Overclocking as a phenomenon became widespread when you could get the performance of a much more expensive Pentium II served at a low price, as the online media Anandtech at the time noted.
Pentium III – the gigahertz winner
Around the turn of the millennium, Intel and arch-rival AMD approached the promised gigahertz frequency wall of 1,000 MHz.
It was rounded up in March 2000 right around the time the dotcom bubble was moments away from bursting.
The Pentium III also got a dedicated mobile variant, which excelled by introducing variable frequencies in what Intel called ‘Speedstep’.
This was also the predecessor of what was to become Intel’s first purely mobile-focused processors: the Pentium M in 2003.

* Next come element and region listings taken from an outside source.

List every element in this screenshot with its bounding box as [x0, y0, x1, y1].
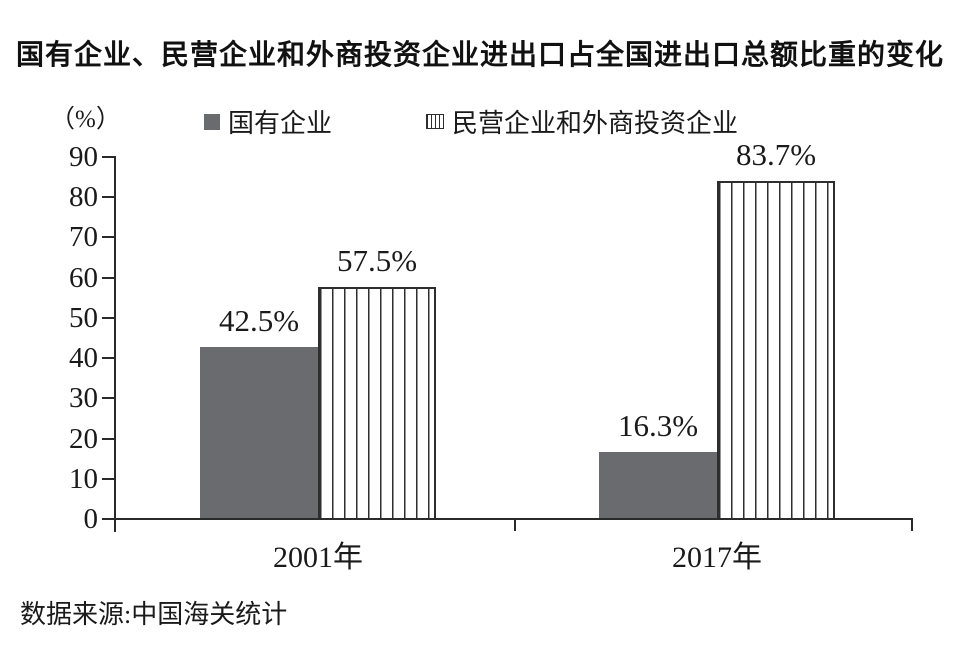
y-axis-tick-60 — [102, 276, 114, 279]
y-tick-label-40: 40 — [69, 342, 98, 375]
striped-swatch-icon — [426, 114, 444, 129]
y-tick-label-80: 80 — [69, 181, 98, 214]
x-axis-end-tick — [911, 518, 913, 531]
x-axis-line — [114, 518, 913, 520]
y-tick-label-30: 30 — [69, 382, 98, 415]
data-source-note: 数据来源:中国海关统计 — [20, 600, 288, 629]
y-tick-label-0: 0 — [83, 503, 99, 535]
y-tick-label-20: 20 — [69, 422, 98, 455]
value-label-striped-1: 83.7% — [735, 137, 817, 172]
bar-striped-1 — [717, 181, 835, 518]
value-label-solid-0: 42.5% — [218, 303, 300, 338]
x-category-label-1: 2017年 — [672, 541, 762, 574]
y-axis-tick-80 — [102, 196, 114, 199]
y-axis-tick-40 — [102, 357, 114, 360]
legend-item-private-foreign: 民营企业和外商投资企业 — [426, 103, 738, 140]
y-axis-tick-70 — [102, 236, 114, 239]
y-axis-tick-0 — [102, 518, 114, 520]
y-tick-label-50: 50 — [69, 301, 98, 334]
y-tick-label-90: 90 — [69, 141, 98, 173]
y-tick-label-70: 70 — [69, 221, 98, 254]
bar-solid-1 — [599, 452, 717, 518]
y-axis-unit-label: （%） — [50, 106, 121, 133]
y-tick-label-10: 10 — [69, 462, 98, 495]
y-tick-label-60: 60 — [69, 261, 98, 294]
y-axis-tick-90 — [102, 156, 114, 158]
chart-title: 国有企业、民营企业和外商投资企业进出口占全国进出口总额比重的变化 — [15, 39, 944, 70]
y-axis-line — [114, 156, 116, 532]
y-axis-tick-10 — [102, 477, 114, 480]
legend-label-state-owned: 国有企业 — [228, 109, 333, 138]
y-axis-tick-50 — [102, 316, 114, 319]
y-axis-tick-30 — [102, 397, 114, 400]
x-axis-mid-tick — [514, 518, 516, 531]
x-category-label-0: 2001年 — [273, 541, 363, 574]
y-axis-tick-20 — [102, 437, 114, 440]
value-label-solid-1: 16.3% — [617, 408, 699, 443]
solid-gray-swatch-icon — [204, 113, 220, 130]
legend-label-private-foreign: 民营企业和外商投资企业 — [452, 109, 739, 138]
bar-striped-0 — [318, 287, 436, 518]
legend-item-state-owned: 国有企业 — [204, 103, 332, 140]
value-label-striped-0: 57.5% — [336, 243, 418, 278]
bar-solid-0 — [200, 347, 318, 518]
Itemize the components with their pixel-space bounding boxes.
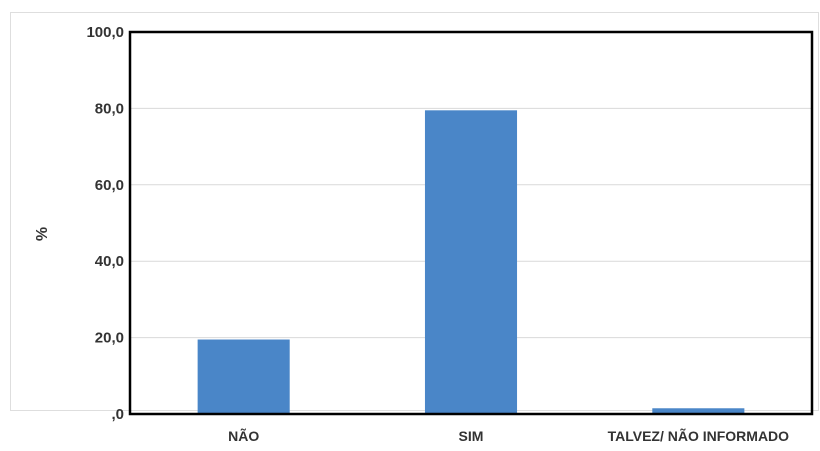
bar-0 — [197, 339, 290, 414]
bar-1 — [424, 110, 518, 414]
x-category-label: SIM — [459, 428, 484, 444]
bar-2 — [652, 408, 745, 414]
x-axis-categories: NÃO SIM TALVEZ/ NÃO INFORMADO — [228, 427, 789, 444]
y-tick-label: ,0 — [111, 406, 124, 423]
y-tick-label: 60,0 — [95, 177, 124, 194]
x-category-label: NÃO — [228, 427, 259, 444]
y-tick-label: 80,0 — [95, 100, 124, 117]
y-tick-label: 20,0 — [95, 330, 124, 347]
x-category-label: TALVEZ/ NÃO INFORMADO — [608, 427, 790, 444]
bars — [197, 110, 745, 414]
y-axis-title: % — [34, 227, 51, 241]
chart-frame — [10, 12, 819, 411]
y-tick-label: 40,0 — [95, 253, 124, 270]
y-axis-ticks: ,0 20,0 40,0 60,0 80,0 100,0 — [86, 24, 124, 423]
plot-border — [128, 30, 814, 416]
y-tick-label: 100,0 — [86, 24, 124, 41]
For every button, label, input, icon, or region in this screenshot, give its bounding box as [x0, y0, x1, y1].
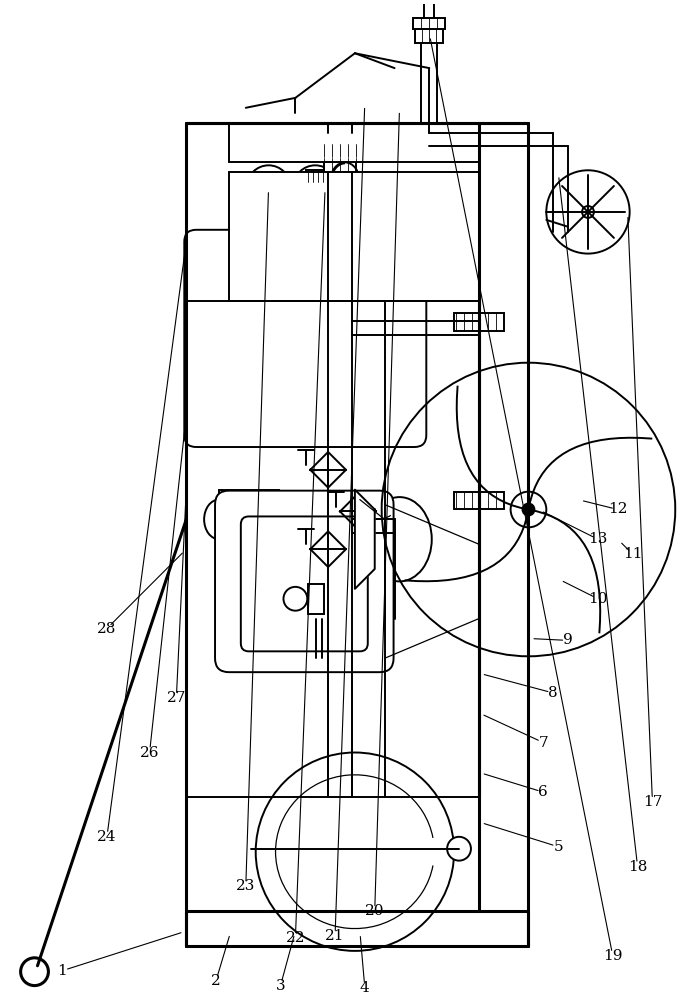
Polygon shape — [355, 490, 375, 589]
Circle shape — [447, 837, 471, 861]
Bar — [454, 492, 503, 509]
Text: 9: 9 — [563, 633, 573, 647]
FancyBboxPatch shape — [184, 230, 426, 447]
Text: 19: 19 — [603, 949, 622, 963]
Text: 4: 4 — [360, 981, 370, 995]
Circle shape — [511, 492, 546, 527]
Bar — [415, 29, 443, 43]
Text: 23: 23 — [236, 879, 255, 893]
Text: 17: 17 — [643, 795, 662, 809]
Text: 28: 28 — [97, 622, 117, 636]
Text: 20: 20 — [365, 904, 385, 918]
Text: 12: 12 — [608, 502, 628, 516]
Bar — [229, 172, 479, 301]
Text: 8: 8 — [548, 686, 558, 700]
Text: 10: 10 — [588, 592, 608, 606]
Bar — [308, 584, 324, 614]
Bar — [324, 158, 356, 172]
Text: 27: 27 — [167, 691, 186, 705]
Bar — [219, 490, 279, 549]
FancyBboxPatch shape — [215, 491, 393, 672]
Text: 2: 2 — [211, 974, 221, 988]
Text: 21: 21 — [325, 929, 345, 943]
Text: 7: 7 — [538, 736, 548, 750]
Text: 5: 5 — [553, 840, 563, 854]
Text: 18: 18 — [628, 860, 647, 874]
Text: 1: 1 — [57, 964, 67, 978]
Bar — [324, 144, 356, 157]
Bar — [413, 18, 445, 29]
Bar — [306, 170, 328, 182]
Text: 6: 6 — [538, 785, 548, 799]
Text: 13: 13 — [588, 532, 608, 546]
Ellipse shape — [367, 497, 432, 581]
Circle shape — [522, 504, 534, 515]
Bar — [229, 123, 479, 162]
Circle shape — [582, 206, 594, 218]
Text: 24: 24 — [97, 830, 117, 844]
Text: 22: 22 — [285, 931, 305, 945]
Text: 11: 11 — [623, 547, 643, 561]
FancyBboxPatch shape — [241, 516, 367, 651]
Bar — [454, 313, 503, 331]
Text: 26: 26 — [140, 746, 159, 760]
Text: 3: 3 — [276, 979, 285, 993]
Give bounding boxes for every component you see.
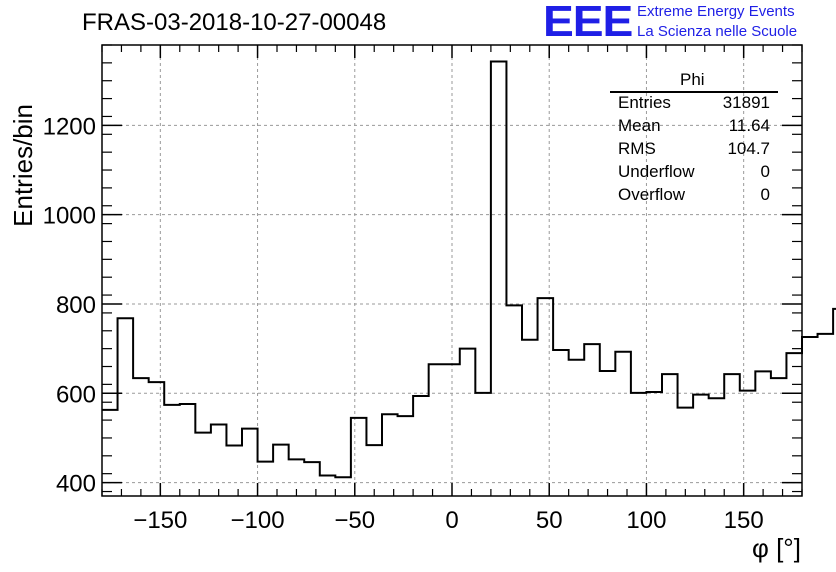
x-tick-label: 50 (536, 507, 563, 534)
x-tick-label: 100 (626, 507, 666, 534)
eee-logo: EEE (543, 0, 633, 46)
chart-title: FRAS-03-2018-10-27-00048 (82, 9, 387, 36)
stats-label: Overflow (618, 185, 686, 204)
stats-value: 104.7 (727, 139, 770, 158)
stats-row-rms: RMS 104.7 (618, 139, 770, 159)
stats-row-underflow: Underflow 0 (618, 162, 770, 182)
stats-label: Mean (618, 116, 661, 135)
x-tick-label: 150 (724, 507, 764, 534)
y-tick-label: 1200 (43, 113, 96, 140)
stats-divider (610, 91, 778, 93)
x-tick-label: 0 (445, 507, 458, 534)
logo-line-2: La Scienza nelle Scuole (637, 23, 798, 40)
y-tick-label: 800 (56, 292, 96, 319)
tick-labels: −150 −100 −50 0 50 100 150 400 600 800 1000 1200 (43, 113, 764, 534)
stats-row-entries: Entries 31891 (618, 93, 770, 113)
y-tick-label: 400 (56, 471, 96, 498)
x-axis-label: φ [°] (752, 533, 801, 563)
logo-line-1: Extreme Energy Events (637, 3, 795, 20)
stats-value: 0 (760, 185, 770, 204)
y-tick-label: 1000 (43, 203, 96, 230)
grid (102, 45, 802, 496)
histogram-line (102, 60, 836, 479)
stats-label: Entries (618, 93, 671, 112)
stats-row-overflow: Overflow 0 (618, 185, 770, 205)
x-tick-label: −50 (334, 507, 375, 534)
stats-value: 31891 (722, 93, 770, 112)
stats-label: Underflow (618, 162, 695, 181)
y-axis-label: Entries/bin (8, 104, 38, 227)
axis-ticks (101, 44, 803, 496)
x-tick-label: −150 (133, 507, 187, 534)
stats-title: Phi (680, 70, 705, 89)
stats-value: 0 (760, 162, 770, 181)
stats-row-mean: Mean 11.64 (618, 116, 770, 136)
stats-value: 11.64 (728, 116, 770, 135)
x-tick-label: −100 (231, 507, 285, 534)
stats-label: RMS (618, 139, 656, 158)
y-tick-label: 600 (56, 381, 96, 408)
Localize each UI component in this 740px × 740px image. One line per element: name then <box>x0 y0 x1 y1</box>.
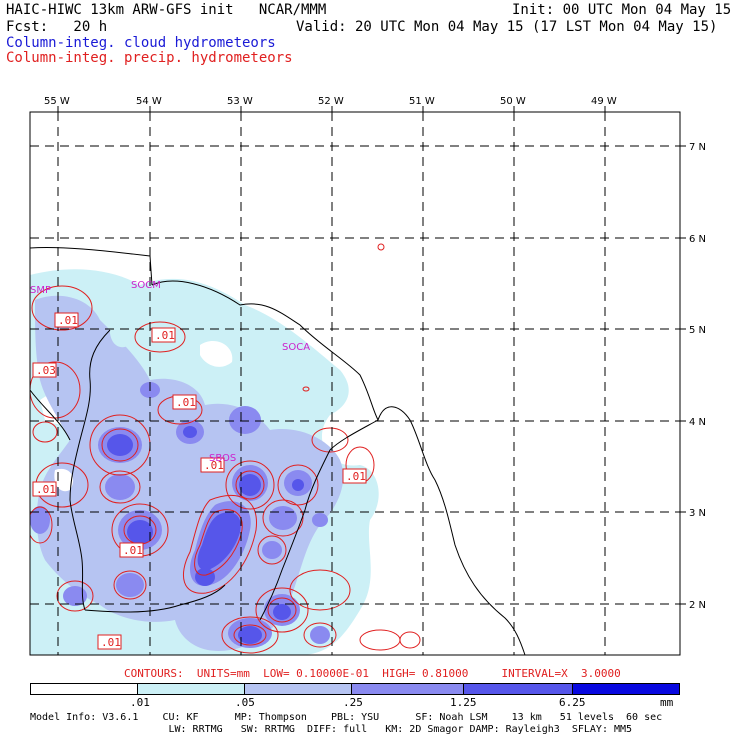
contour-label-layer: .01 .01 .03 .01 .01 .01 .01 .01 .01 <box>32 312 367 650</box>
model-info-line2: LW: RRTMG SW: RRTMG DIFF: full KM: 2D Sm… <box>30 724 633 735</box>
longitude-label: 54 W <box>136 96 162 107</box>
latitude-label-layer: 7 N 6 N 5 N 4 N 3 N 2 N <box>689 142 706 611</box>
contour-label: .01 <box>97 634 122 650</box>
colorbar-cell <box>351 683 464 695</box>
longitude-label: 50 W <box>500 96 526 107</box>
latitude-label: 2 N <box>689 600 706 611</box>
contour-label-text: .01 <box>346 470 366 483</box>
contour-label: .01 <box>32 481 57 497</box>
valid-time: Valid: 20 UTC Mon 04 May 15 (17 LST Mon … <box>296 19 718 35</box>
contour-label-text: .01 <box>176 396 196 409</box>
graticule <box>30 112 680 655</box>
colorbar-label: .25 <box>343 696 363 709</box>
station-label: SBOS <box>209 453 236 464</box>
coastline-layer <box>29 246 526 656</box>
station-label: SOCA <box>282 342 310 353</box>
contour-label-text: .01 <box>204 459 224 472</box>
legend-cloud-hydrometeors: Column-integ. cloud hydrometeors <box>6 35 276 51</box>
forecast-hour: Fcst: 20 h <box>6 19 108 35</box>
contour-info: CONTOURS: UNITS=mm LOW= 0.10000E-01 HIGH… <box>124 667 621 680</box>
contour-label: .01 <box>342 468 367 484</box>
colorbar-cell <box>463 683 573 695</box>
longitude-label-layer: 55 W 54 W 53 W 52 W 51 W 50 W 49 W <box>44 96 617 107</box>
colorbar-cell <box>244 683 352 695</box>
station-label: SMP <box>30 285 51 296</box>
colorbar-cell <box>572 683 680 695</box>
longitude-label: 49 W <box>591 96 617 107</box>
latitude-label: 7 N <box>689 142 706 153</box>
contour-label: .01 <box>151 327 176 343</box>
colorbar-cell <box>30 683 138 695</box>
latitude-label: 6 N <box>689 234 706 245</box>
contour-label: .01 <box>54 312 79 328</box>
contour-label-text: .01 <box>58 314 78 327</box>
latitude-label: 4 N <box>689 417 706 428</box>
longitude-label: 52 W <box>318 96 344 107</box>
station-label: SOCM <box>131 280 161 291</box>
contour-label-text: .01 <box>36 483 56 496</box>
longitude-label: 55 W <box>44 96 70 107</box>
contour-label-text: .01 <box>101 636 121 649</box>
contour-label-text: .03 <box>36 364 56 377</box>
colorbar-cell <box>137 683 245 695</box>
longitude-label: 51 W <box>409 96 435 107</box>
contour-label: .03 <box>32 362 57 378</box>
latitude-label: 5 N <box>689 325 706 336</box>
model-title: HAIC-HIWC 13km ARW-GFS init NCAR/MMM <box>6 2 327 18</box>
contour-label-text: .01 <box>123 544 143 557</box>
colorbar-label: 6.25 <box>559 696 586 709</box>
precip-contour-layer <box>30 243 421 654</box>
colorbar-label: .05 <box>235 696 255 709</box>
colorbar-units: mm <box>660 696 674 709</box>
model-info-line1: Model Info: V3.6.1 CU: KF MP: Thompson P… <box>30 712 663 723</box>
contour-label: .01 <box>119 542 144 558</box>
plot-frame <box>29 111 681 656</box>
station-label-layer: SMP SOCM SOCA SBOS <box>30 280 310 464</box>
contour-label: .01 <box>172 394 197 410</box>
contour-label-text: .01 <box>155 329 175 342</box>
longitude-label: 53 W <box>227 96 253 107</box>
colorbar-label: 1.25 <box>450 696 477 709</box>
colorbar-label: .01 <box>130 696 150 709</box>
init-time: Init: 00 UTC Mon 04 May 15 <box>512 2 732 18</box>
contour-label: .01 <box>200 457 225 473</box>
axis-ticks <box>57 106 686 605</box>
legend-precip-hydrometeors: Column-integ. precip. hydrometeors <box>6 50 293 66</box>
latitude-label: 3 N <box>689 508 706 519</box>
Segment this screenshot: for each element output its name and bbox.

Pentium 4 and D – the heat nightmare
In the early zeroes, Intel’s dominance was increasingly challenged by competitors, but Intel resolved this by aiming for ever higher frequencies in its Pentium processors.
The Pentium 4’s Netburst architecture should be able to operate at increasingly staggering frequencies, it said, with plans to deliver 20 GHz processors sometime in 2010.
In the period 2003 to 2005, the strategy proved to be an evolutionary dead end. Extreme heat development already occurred at three gigahertz and they did not even reach the four gigahertz as desired. Today, it is still only a few Intel processors that can spin above the five gigahertz.
The heat waves were only exacerbated by the fact that Intel chose to launch the hot processors in dual-core variants at the same time.
Power consumption culminated in 2005 with the Pentium Extreme Edition and its then wild power consumption of 130 watts at 3.73 GHz.
Pentium M and Core – the big comeback
While Intel was struggling to control the heat output from its processors, the Israeli engineering team behind the Pentium M had simultaneously created an architecture that shone with high performance at moderate power consumption.
A Pentium M at 1.7 GHz could match a Pentium 4 at 2.6 GHz – while at the same time using four times less power.
That processor series was so promising that in 2006 it laid the foundation for Intel’s Core family, which took the Pentium M family’s power-efficient architecture and bolstered it with 64-bit support.
Referred to the offer shelves
While the Core and subsequent Core 2 had Intel blowing away the alternatives from AMD’s Athlon X2 series, the Pentium name lived on as a budget variant of the Core processors
The Celeron products fell another step down the hierarchy and were most often assigned to Intel’s mobile venture’s desktop and laptop variant, the Atom processors.
The series was then split into gold and silver series, with neither part really sparkling, with Pentium ‘gold’ processors as low-end versions of the Core processors and the silver models as dull atom-based CPUs for nothing more than the most basic needs.